那三个大字,虽然很多人不识字,不知道什么意思,但是见如此气派,便也知道非同凡响,那心里的担心也就更甚。
“楚姑娘!”突地,有个魁梧汉子从人群里走出来,向着楚一清抱抱拳,“俺是方老二,前年跟俺堂哥来找过你的,你还记得不?”

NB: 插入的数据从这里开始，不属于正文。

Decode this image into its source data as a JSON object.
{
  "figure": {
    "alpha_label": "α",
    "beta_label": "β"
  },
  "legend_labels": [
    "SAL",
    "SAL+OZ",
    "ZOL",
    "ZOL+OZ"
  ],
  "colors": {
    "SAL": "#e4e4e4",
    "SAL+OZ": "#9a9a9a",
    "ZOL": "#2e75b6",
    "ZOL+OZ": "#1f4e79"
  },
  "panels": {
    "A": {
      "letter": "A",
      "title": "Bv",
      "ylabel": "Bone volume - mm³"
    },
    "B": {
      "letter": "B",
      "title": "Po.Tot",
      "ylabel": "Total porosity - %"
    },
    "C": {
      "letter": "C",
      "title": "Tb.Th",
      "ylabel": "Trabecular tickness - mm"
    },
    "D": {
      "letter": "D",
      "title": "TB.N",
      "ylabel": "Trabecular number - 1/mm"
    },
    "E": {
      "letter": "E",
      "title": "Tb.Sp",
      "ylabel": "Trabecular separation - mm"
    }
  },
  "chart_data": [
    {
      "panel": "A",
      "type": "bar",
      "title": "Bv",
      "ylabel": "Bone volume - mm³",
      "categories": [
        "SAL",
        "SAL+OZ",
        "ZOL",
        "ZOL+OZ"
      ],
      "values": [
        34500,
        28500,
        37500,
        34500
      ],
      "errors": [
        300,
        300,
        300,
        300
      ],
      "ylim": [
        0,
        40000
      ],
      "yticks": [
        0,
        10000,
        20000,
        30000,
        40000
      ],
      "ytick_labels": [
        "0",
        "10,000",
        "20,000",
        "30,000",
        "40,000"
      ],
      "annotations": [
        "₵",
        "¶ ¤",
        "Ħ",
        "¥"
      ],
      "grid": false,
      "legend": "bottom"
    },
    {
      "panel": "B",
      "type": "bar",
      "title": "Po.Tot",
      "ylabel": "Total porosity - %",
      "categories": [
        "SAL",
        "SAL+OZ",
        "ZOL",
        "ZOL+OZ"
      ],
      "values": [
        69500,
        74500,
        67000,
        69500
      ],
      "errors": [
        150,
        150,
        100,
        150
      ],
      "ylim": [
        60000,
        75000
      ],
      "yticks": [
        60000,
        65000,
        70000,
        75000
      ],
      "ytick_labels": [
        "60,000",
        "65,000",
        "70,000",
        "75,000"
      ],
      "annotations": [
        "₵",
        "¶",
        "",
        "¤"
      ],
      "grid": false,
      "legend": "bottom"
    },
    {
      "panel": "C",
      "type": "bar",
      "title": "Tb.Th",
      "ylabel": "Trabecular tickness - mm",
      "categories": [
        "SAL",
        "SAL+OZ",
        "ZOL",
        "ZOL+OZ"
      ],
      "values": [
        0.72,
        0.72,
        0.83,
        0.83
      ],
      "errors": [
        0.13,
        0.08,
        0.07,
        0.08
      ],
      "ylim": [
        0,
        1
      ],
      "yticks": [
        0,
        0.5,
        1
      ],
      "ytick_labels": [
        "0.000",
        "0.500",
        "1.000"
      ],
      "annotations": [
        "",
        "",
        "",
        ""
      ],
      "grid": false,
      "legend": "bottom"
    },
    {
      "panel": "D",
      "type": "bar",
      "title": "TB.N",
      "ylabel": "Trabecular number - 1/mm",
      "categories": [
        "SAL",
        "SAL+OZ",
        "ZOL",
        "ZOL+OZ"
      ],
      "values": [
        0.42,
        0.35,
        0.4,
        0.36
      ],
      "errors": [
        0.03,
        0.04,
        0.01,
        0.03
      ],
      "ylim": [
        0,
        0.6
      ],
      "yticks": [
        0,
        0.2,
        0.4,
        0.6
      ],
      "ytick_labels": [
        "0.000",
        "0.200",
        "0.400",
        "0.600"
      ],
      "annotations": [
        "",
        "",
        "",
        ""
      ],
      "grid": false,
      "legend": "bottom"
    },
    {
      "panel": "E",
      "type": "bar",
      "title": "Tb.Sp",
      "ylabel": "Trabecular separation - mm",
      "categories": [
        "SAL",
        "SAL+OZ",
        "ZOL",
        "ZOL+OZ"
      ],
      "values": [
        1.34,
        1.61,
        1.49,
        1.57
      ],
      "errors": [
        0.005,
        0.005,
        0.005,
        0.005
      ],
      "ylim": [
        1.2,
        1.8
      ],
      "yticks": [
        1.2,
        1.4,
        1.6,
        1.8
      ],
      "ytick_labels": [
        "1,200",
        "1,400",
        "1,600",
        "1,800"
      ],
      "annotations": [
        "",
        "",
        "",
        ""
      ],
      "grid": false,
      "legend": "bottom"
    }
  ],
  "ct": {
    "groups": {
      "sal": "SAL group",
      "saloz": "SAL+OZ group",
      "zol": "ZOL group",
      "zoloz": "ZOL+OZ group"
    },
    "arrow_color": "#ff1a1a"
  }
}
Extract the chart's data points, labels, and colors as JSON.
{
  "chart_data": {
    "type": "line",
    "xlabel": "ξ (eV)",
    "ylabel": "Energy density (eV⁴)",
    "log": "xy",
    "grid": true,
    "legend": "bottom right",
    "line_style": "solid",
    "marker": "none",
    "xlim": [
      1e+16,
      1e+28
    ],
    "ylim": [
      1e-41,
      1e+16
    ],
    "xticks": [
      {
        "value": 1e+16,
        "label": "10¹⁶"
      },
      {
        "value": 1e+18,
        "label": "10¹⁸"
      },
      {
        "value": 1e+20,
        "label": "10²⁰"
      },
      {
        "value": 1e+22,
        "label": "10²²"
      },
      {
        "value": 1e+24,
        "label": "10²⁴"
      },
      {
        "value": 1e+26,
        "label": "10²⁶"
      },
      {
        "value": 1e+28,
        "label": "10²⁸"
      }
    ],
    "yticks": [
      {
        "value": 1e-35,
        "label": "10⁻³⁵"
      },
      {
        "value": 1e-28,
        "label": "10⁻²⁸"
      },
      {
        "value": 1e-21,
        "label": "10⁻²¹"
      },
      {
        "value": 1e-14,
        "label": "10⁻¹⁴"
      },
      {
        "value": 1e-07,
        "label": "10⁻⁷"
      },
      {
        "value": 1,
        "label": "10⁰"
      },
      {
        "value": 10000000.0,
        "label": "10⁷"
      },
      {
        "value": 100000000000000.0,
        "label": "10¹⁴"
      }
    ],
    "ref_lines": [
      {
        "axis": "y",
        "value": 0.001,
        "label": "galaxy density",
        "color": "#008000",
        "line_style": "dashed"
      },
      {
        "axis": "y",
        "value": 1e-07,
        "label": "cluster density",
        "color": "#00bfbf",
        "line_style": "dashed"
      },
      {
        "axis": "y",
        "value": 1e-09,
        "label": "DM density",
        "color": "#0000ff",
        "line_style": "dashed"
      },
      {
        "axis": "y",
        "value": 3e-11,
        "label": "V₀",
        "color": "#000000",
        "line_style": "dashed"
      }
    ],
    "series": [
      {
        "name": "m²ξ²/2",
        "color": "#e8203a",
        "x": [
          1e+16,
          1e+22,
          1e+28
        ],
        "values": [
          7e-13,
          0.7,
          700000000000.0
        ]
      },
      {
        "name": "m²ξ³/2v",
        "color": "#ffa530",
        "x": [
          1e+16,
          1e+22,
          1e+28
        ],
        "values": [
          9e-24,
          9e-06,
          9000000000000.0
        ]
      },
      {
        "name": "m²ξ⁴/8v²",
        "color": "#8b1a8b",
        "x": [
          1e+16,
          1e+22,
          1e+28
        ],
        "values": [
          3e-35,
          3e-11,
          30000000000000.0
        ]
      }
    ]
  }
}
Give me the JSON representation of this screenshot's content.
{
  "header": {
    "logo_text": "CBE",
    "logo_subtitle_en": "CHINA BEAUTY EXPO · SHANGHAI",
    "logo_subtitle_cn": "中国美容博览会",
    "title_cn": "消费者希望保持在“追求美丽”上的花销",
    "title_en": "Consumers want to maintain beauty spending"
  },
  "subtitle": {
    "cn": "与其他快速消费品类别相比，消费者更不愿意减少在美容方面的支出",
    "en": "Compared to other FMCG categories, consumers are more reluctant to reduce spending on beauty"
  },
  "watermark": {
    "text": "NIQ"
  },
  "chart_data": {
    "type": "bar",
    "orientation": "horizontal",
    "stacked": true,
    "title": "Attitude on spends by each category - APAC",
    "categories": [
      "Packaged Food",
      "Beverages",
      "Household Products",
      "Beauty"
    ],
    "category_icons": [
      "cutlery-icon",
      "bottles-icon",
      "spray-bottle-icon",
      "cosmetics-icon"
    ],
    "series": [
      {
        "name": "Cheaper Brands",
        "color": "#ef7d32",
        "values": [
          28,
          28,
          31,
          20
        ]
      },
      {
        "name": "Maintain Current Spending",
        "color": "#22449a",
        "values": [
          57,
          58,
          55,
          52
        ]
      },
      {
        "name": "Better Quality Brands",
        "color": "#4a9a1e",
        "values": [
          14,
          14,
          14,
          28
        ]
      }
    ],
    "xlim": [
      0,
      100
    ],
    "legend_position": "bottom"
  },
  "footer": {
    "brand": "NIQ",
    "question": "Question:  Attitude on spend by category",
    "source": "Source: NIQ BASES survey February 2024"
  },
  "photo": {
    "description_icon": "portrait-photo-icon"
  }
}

正说着,一个长相精明的汉子也钻了出来,朝着楚一清抱抱拳,脸上堆满了笑。
楚一清打量了他们一眼,隐隐的觉着有些印象,可是却想不起来,就听见在身后的赵小麦突地叫道:“方老二,不是去年上咱们家打仗的那个?说是咱家给他们村治死小麦的!”
方老二赶紧点头道:“是,是,赵员外还记得咱们哥几个呢?”
赵小麦这一吆喝,楚一清也就想了起来,打量了方家两兄弟一眼,也就问道:“有事吗?”
“是这样,楚姑娘,听说你扩大了学堂,俺爹,就是四方村的村长,让俺来打听打听,收外村的娃子不,如果收,这束金怎么算?”方老二笑嘻嘻的问道。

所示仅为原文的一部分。